Should I learn Python now I know R?

In response to a query from a colleague:

It depends what you need. I would still recommend R as the first programming language to learn for anyone working in epidemiology or academia - I would say it is the best option for biostatistics, data visualisation, report automation and cutting-edge statistical methods.

Once you have got to a reasonable level in R then learning some Python is not difficult and can be valuable. Python is a general-purpose language with much broader applications than R, and has the advantage in some areas like machine learning, data engineering, and app/Web app development. Python is probably the easiest programming language to learn (R can be quirky and inconsistent). And a lot of what you learned with R is transferable. There is a Python module (equivalent of an R package) called pandas which allow you to write Python code that is often similar to tidyverse or data.table R code – see e.g. https://gist.github.com/conormm/fd8b1980c28dd21cfaf6975c86c74d07.

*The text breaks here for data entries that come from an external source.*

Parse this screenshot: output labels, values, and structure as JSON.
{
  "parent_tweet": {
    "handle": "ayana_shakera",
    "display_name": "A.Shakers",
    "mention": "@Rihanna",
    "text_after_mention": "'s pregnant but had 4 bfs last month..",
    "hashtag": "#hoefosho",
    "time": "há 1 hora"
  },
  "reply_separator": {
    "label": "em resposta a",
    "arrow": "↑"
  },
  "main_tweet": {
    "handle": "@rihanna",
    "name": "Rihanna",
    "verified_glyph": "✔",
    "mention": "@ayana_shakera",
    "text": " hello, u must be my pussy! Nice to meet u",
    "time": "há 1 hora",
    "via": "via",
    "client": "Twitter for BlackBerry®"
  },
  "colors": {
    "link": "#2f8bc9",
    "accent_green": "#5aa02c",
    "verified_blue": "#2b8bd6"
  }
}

I wouldn’t recommend everyone learns both (I know both and still manage to do everything I need in R, but can read/run Python code if I need to), but possible advantages of learning some Python as well when you are a competent R coder could include:

  • It opens up a world of things you can’t (or shouldn’t try to) do in R.
  • It helps with collaboration across the diverse data science communities. Data science is increasingly bilingual. Some projects might need both. It is not really either/or any more.
  • It might make you a better programmer. In the Python world there is much more emphasis on quality code than in the R world.
  • You will possibly learn more about computer science through using Python.
  • You can easily mix R code with Python and get the best of both worlds – see e.g. the reticulate package.
  • For junior data scientists, having both Python and R skills increases employability across different sectors.

I started off in base R, then changed to Python for a few years, then came back to R when the tidyverse and data.table were coming in – I have only used data.table since then. I suppose your other option if you are happy with your tidyverse level would be to learn data.table, the main advantage being that it runs so much faster than tidyverse, especially with larger data sets, and does more with less code, but if you don’t need speed or to work with large data sets then there is probably little to gain.